About Archives Writing Tags

Binary Classification: Intro to Convolutional Neural Nets

I've long felt a gap between my practice as a software engineer and my interest in software engineering.

The Gap Wasn't the Math

When you come out of a master's program in physical chemistry, you leave with a pretty deep relationship with linear algebra and calculus. Eigenvalues aren't abstract to you——they're how you solved the Schrödinger equation, how you decomposed spectra, how you understood the shape of molecular orbitals. Gradient descent isn't a mystery either. It's just optimization, and you've been doing that since your first potential energy surface. So the mathematical foundations of machine learning were never the barrier for me. The barrier was that I became a software engineer instead, and spent years going deep on distributed systems, API design, and infrastructure rather than data science.

I've been following the field, though: reading papers on attention mechanisms, watching the discourse around transformers, keeping an eye on what's actually changing versus what's hype. But following isn't the same as doing. I wanted to be intentional about engaging with data science as a practice, not just as a spectator sport. So I built catdog: a small, end-to-end Python project that trains a convolutional neural network to tell cats from dogs.

Classic problem, I know, but that's exactly the point. I wanted the dataset to be boring so the architecture could be interesting.

Standing on MobileNet's Shoulders

The core idea is transfer learning, and it's what made this project click for me. Instead of training a massive image classifier from scratch (which would've eaten my weekends), I pulled in MobileNet as a frozen base model. MobileNet already knows how to see edges, textures, shapes because someone at Google trained it on ImageNet. I just needed to teach it one new trick: is this furry thing a cat or a dog?

On top of MobileNet, I wired up a small custom head: a GlobalAveragePooling2D to collapse the spatial dimensions, a Dense(64) with ReLU, a Dropout(0.5) to keep things honest, and a final softmax layer for the two-class prediction. That's it. After reading and re-reading chapter 3 of "Practical Deep Learning for Cloud, Mobile, and Edge" by Koul, Kasam, and Ganju, that's it. The whole trainable surface is tiny, which means even with just 500 training samples, you can get a usable model out in minutes.

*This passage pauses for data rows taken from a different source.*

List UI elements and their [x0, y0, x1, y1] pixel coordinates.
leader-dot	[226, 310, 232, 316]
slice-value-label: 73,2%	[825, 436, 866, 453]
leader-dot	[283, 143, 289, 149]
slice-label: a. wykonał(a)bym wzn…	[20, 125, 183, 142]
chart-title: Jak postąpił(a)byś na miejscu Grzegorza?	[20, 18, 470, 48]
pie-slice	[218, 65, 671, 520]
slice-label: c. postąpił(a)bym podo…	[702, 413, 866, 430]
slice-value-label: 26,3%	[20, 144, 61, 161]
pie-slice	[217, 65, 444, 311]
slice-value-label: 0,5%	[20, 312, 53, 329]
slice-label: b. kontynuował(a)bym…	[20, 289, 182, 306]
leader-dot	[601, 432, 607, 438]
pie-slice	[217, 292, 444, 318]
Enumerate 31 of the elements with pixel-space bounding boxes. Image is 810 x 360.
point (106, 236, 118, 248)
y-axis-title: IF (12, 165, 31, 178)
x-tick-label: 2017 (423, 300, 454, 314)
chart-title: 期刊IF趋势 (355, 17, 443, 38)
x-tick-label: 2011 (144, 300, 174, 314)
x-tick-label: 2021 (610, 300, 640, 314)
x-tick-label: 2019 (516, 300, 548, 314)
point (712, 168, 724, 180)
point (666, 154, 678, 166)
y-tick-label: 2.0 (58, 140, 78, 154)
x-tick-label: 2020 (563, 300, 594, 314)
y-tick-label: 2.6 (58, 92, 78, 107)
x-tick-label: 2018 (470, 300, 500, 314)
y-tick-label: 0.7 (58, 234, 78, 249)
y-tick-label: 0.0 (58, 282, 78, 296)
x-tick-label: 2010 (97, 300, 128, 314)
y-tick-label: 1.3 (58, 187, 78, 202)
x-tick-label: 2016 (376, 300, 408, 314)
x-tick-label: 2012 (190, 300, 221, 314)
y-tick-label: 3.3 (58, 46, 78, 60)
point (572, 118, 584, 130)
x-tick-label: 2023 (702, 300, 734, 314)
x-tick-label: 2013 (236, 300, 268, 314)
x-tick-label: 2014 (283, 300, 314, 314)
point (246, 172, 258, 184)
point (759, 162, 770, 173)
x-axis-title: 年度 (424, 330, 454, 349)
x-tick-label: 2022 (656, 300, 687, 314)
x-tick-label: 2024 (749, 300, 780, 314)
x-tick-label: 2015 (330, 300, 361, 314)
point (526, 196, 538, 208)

Turning Knobs, Building Intuition

The data pipeline uses Keras's ImageDataGenerator, which was a good learning exercise in itself. I set up augmentation on the training side——rotations, shifts, zoom——to squeeze more generalization out of a small dataset. The validation generator gets no augmentation, because you want your test conditions to be clean. If physical chemistry taught me anything, it's that your controls matter as much as your experiment.

One thing I appreciated was how tangible the abstractions became once I had to make real choices. After picking an optimizer (Adam), a loss function (categorical crossentropy), a learning rate (0.001), I understood the math behind all of these, but I'd never had to sit with the consequences of choosing one over another. (Maybe, in another post, I can get into the relationship between 'choice of activation function' and 'decision boundary shape') Watching accuracy climb epoch by epoch gave me an intuition for convergence that no amount of reading about loss landscapes ever did. It reminded me of watching a titration curve snap. You know the theory, but seeing it happen in front of you is different.

The Software Engineer Can't Help Himself

I also wrote a predict script and a convert module, because I wanted to understand the full lifecycle——not just training, but inference and model serialization. The conversion script freezes the graph into a protobuf file, which taught me how TensorFlow represents models as computation graphs under the hood. The mental model of weights just being constants baked into a graph was satisfying in the way that a good physical chemistry derivation is satisfying: everything reduces to something concrete.

I packaged the whole thing with setup.py (dated, I know) and proper console scripts so train and predict work as CLI commands. That's the software engineer in me: even a learning project should have a clean interface. If I can't pip install it into a virtualenv and run it from the command line, it's not done.

This project didn't make me a machine learning engineer. But it bridged two parts of my background that had been running in parallel for too long: the math I learned in grad school and the engineering discipline I've built since. Transfer learning, in a way, is a good metaphor for what I was doing: I didn't start from scratch, I brought a pretrained foundation and fine-tuned it for a new domain.

If you're like me, someone with the quantitative background who's been adjacent to data science but never quite in it, I'd encourage you to be deliberate about crossing over. Pick a toy problem, write the pipeline end-to-end, and resist the urge to use a high-level wrapper that hides the interesting parts. The math you already know is in there, waiting for you to recognize it.